In some circumstances, the test if negative trial design may be the best choice available, due to external constraints. An investigator can use the formulae presented in this paper to conduct a sensitivity analysis of their estimates of the diagnostic accuracy of Test 2. For the trial conducted by Lehman et al. , an example of this sort of sensitivity analysis is given in the immediately preceding paragraph. The investigator can choose a range of reasonable values for the disease prevalence, the proportion of participants who undergo an elective procedure, and the agreement between Test 1 and 2 results for cases, in order to place bounds on the amount of bias that may arise from their choice of study design. An investigator may be able to directly estimate the portion of bias due to differential verification by estimating the number of missing cases. This number can be estimated by looking at the number of participants who are determined to be cases out of those who tested negative on both tests and chose to undergo an elective procedure.
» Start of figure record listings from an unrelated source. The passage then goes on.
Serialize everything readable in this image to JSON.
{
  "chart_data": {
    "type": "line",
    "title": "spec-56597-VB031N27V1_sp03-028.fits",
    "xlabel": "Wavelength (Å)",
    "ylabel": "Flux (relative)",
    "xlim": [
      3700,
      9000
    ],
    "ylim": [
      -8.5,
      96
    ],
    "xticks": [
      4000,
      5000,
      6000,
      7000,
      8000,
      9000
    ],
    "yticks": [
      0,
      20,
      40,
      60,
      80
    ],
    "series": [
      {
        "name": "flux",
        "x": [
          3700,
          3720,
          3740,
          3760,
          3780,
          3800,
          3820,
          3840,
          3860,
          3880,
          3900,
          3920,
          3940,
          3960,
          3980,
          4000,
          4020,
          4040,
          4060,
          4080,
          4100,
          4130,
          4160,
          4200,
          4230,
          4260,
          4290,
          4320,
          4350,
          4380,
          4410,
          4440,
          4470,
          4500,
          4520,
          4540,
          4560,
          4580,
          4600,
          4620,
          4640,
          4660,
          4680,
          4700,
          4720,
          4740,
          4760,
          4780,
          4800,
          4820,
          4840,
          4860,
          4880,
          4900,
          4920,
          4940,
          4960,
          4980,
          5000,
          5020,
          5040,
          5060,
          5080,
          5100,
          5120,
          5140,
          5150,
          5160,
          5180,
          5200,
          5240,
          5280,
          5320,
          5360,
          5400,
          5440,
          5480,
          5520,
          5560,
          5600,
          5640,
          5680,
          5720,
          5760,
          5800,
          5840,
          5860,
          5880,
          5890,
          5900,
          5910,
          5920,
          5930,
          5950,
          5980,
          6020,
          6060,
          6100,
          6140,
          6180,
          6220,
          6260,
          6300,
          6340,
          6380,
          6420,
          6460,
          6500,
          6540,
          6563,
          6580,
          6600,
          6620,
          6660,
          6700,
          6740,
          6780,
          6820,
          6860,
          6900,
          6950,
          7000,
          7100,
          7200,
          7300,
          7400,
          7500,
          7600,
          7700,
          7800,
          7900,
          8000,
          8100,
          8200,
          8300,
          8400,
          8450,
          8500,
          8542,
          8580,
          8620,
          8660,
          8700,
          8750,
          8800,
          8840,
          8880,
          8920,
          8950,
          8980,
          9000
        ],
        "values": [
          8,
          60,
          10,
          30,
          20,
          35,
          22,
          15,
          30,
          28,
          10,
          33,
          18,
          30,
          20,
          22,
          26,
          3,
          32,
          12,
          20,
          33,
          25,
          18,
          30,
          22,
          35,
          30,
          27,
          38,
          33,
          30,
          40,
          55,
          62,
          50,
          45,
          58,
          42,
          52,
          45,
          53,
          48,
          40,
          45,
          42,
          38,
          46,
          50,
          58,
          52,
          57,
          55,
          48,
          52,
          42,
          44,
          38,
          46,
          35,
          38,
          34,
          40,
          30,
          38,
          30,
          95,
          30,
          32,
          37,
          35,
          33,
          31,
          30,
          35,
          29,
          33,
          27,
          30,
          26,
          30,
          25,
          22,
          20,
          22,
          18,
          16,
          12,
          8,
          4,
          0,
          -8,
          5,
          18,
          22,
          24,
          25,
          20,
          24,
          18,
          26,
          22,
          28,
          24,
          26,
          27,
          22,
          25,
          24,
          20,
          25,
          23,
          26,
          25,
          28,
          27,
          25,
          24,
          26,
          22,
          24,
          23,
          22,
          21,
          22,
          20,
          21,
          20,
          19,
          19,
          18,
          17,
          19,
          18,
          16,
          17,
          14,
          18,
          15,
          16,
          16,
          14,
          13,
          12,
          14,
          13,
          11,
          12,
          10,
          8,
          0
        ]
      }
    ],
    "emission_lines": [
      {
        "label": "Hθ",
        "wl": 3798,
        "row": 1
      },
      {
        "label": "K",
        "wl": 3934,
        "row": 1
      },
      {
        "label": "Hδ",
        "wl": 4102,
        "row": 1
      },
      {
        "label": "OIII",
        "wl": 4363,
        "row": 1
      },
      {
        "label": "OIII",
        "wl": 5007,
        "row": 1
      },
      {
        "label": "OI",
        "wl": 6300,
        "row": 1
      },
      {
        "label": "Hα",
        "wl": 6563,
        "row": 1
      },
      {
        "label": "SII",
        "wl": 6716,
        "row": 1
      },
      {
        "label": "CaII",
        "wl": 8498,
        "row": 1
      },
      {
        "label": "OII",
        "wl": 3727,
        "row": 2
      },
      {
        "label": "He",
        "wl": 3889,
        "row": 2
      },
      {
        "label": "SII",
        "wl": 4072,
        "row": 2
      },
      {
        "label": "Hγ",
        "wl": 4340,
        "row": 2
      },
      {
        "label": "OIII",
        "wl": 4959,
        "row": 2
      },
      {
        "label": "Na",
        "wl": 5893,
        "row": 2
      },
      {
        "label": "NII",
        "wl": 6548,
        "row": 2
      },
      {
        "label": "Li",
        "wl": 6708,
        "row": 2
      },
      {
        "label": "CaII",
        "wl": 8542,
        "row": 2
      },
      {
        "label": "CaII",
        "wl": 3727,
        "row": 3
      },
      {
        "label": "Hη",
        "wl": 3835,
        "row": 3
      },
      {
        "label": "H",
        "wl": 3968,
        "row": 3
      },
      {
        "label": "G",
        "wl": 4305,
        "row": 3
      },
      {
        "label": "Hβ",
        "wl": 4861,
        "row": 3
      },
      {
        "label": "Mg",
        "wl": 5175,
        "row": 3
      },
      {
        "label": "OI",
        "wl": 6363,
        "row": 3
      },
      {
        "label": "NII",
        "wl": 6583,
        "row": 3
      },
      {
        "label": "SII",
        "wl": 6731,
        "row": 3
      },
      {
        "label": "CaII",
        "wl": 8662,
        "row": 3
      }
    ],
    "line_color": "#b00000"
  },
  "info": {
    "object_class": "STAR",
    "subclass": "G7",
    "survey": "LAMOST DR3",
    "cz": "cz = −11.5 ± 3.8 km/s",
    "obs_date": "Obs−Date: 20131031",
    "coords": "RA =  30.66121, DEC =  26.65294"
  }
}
In practice, as the percentage of subjects who choose an elective procedure is usually low, the stability of this estimate may be questionable.
Aside from the series trial design, there are two further characteristics of the trial conducted by Lehman an et al.  that should be noted. First, the results of the trial are presented per breast, rather than per lesion, which is more common [8, 12, 17]. Second, all of the participants in the trial had already developed cancer in one breast before being screened for cancer in the second breast. The development and treatment of cancer in that first breast will affect screening practices and treatment of the second breast. For example, when screening the contralateral breast, we noted that participants are less likely to show signs and symptoms during follow-up since they are undergoing systemic therapy for cancer in the first breast.
In this paper, we have shown that estimates of diagnostic accuracy for the second test in test if negative series screening trials with incomplete disease status ascertainment can be subject to bias. Glueck et al. , showed a similar bias in screening studies conducted in parallel. If both designs are flawed, what design should be adopted by researchers seeking to characterize screening modalities? The answer is unclear. Because screening trials affect the health of millions of people, methods for bias correction for both parallel and series screening trial designs are needed.